En art aussi, il y a progrès. L’art gothique succède à l’art roman qui l’a rendu possible. Eiffel peut ériger la tour que l’on connaît parce qu’il appartient au siècle du fer, et qu’en architecture le fer remplace les matériaux traditionnels « nobles » (le marbre et le bois). Et que dire des arts nés, eux, de la technique moderne, comme la photographie ou le « septième art », le cinéma, cet « art industriel » selon les mots de Malraux ?
Il y a progrès dans certains arts, mais ce progrès reste invisible, peu signalé, et même contesté par les esthèles de l’art éternel qui ne voient rien au dessus de Sophocle, Shakespeare, Raphaël, Moazrt ou la cathédrale de Reims.

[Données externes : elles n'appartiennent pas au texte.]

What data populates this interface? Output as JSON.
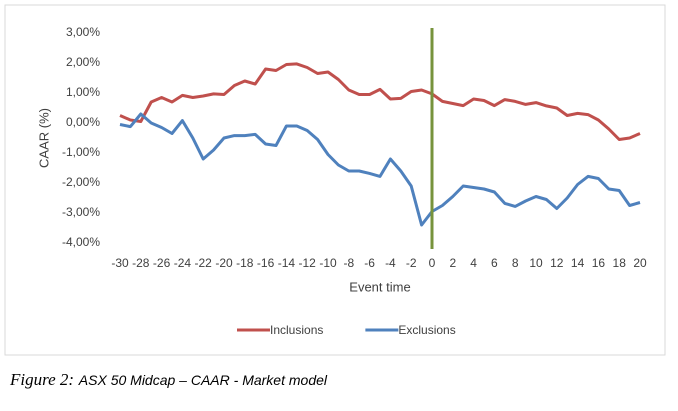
{
  "chart_data": {
    "type": "line",
    "x_label": "Event time",
    "y_label": "CAAR (%)",
    "caption_label": "Figure 2:",
    "caption": "ASX 50 Midcap – CAAR - Market model",
    "x": [
      -30,
      -29,
      -28,
      -27,
      -26,
      -25,
      -24,
      -23,
      -22,
      -21,
      -20,
      -19,
      -18,
      -17,
      -16,
      -15,
      -14,
      -13,
      -12,
      -11,
      -10,
      -9,
      -8,
      -7,
      -6,
      -5,
      -4,
      -3,
      -2,
      -1,
      0,
      1,
      2,
      3,
      4,
      5,
      6,
      7,
      8,
      9,
      10,
      11,
      12,
      13,
      14,
      15,
      16,
      17,
      18,
      19,
      20
    ],
    "series": [
      {
        "name": "Inclusions",
        "color": "#c0504d",
        "values": [
          0.25,
          0.1,
          0.05,
          0.7,
          0.85,
          0.7,
          0.92,
          0.85,
          0.9,
          0.97,
          0.95,
          1.25,
          1.4,
          1.3,
          1.8,
          1.75,
          1.95,
          1.97,
          1.85,
          1.65,
          1.7,
          1.45,
          1.1,
          0.95,
          0.95,
          1.12,
          0.8,
          0.82,
          1.05,
          1.1,
          0.97,
          0.72,
          0.65,
          0.58,
          0.8,
          0.75,
          0.58,
          0.78,
          0.72,
          0.62,
          0.68,
          0.57,
          0.5,
          0.25,
          0.32,
          0.28,
          0.1,
          -0.2,
          -0.55,
          -0.5,
          -0.35
        ]
      },
      {
        "name": "Exclusions",
        "color": "#4f81bd",
        "values": [
          -0.05,
          -0.12,
          0.3,
          0.0,
          -0.15,
          -0.35,
          0.08,
          -0.5,
          -1.2,
          -0.9,
          -0.5,
          -0.42,
          -0.42,
          -0.38,
          -0.7,
          -0.75,
          -0.1,
          -0.1,
          -0.25,
          -0.55,
          -1.05,
          -1.4,
          -1.6,
          -1.6,
          -1.68,
          -1.78,
          -1.2,
          -1.6,
          -2.1,
          -3.4,
          -2.95,
          -2.75,
          -2.45,
          -2.1,
          -2.15,
          -2.2,
          -2.3,
          -2.68,
          -2.78,
          -2.6,
          -2.45,
          -2.55,
          -2.85,
          -2.5,
          -2.05,
          -1.78,
          -1.85,
          -2.2,
          -2.25,
          -2.75,
          -2.65
        ]
      }
    ],
    "vline": 0,
    "vline_color": "#77933c",
    "xlim": [
      -30,
      20
    ],
    "xticks": [
      -30,
      -28,
      -26,
      -24,
      -22,
      -20,
      -18,
      -16,
      -14,
      -12,
      -10,
      -8,
      -6,
      -4,
      -2,
      0,
      2,
      4,
      6,
      8,
      10,
      12,
      14,
      16,
      18,
      20
    ],
    "ylim": [
      -4,
      3
    ],
    "yticks": [
      {
        "value": -4,
        "label": "-4,00%"
      },
      {
        "value": -3,
        "label": "-3,00%"
      },
      {
        "value": -2,
        "label": "-2,00%"
      },
      {
        "value": -1,
        "label": "-1,00%"
      },
      {
        "value": 0,
        "label": "0,00%"
      },
      {
        "value": 1,
        "label": "1,00%"
      },
      {
        "value": 2,
        "label": "2,00%"
      },
      {
        "value": 3,
        "label": "3,00%"
      }
    ],
    "grid": false,
    "legend": "bottom"
  }
}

La principale raison de ce déni de progrès se trouve dans cette vérité d’évidence : le progrès dans les arts est sans risque, sans aucune retombé pratique effective, sans effets graves. En art, les innovations ne risquent guère de faire des « trous » dans la couche d’ozone ou de provoquer des marées noires. Les inventions les plus révolutionnaires : la découverte de la perspective en peinture, l’invention du monologue et son perfectionnement, se soldent par un « risque zéro ». On voit bien pourquoi les progrès en art relèvent « de la quantité négligeable » et sont souvent niés : ce qui n’entraîne aucun effet, et donc n’est d’aucun risque. Ce qui ne veut pas dire, évidemment que l’artiste qui innove lui, ne risque rien. Mais cela découle d’une autre question. A l’inverse, on voit bien l’intérêt que présente « le cas des arts » dans la hiérarchie des différents progrès : le progrès le plus évident, le plus universel, est celui qui génère les risques les plus grands.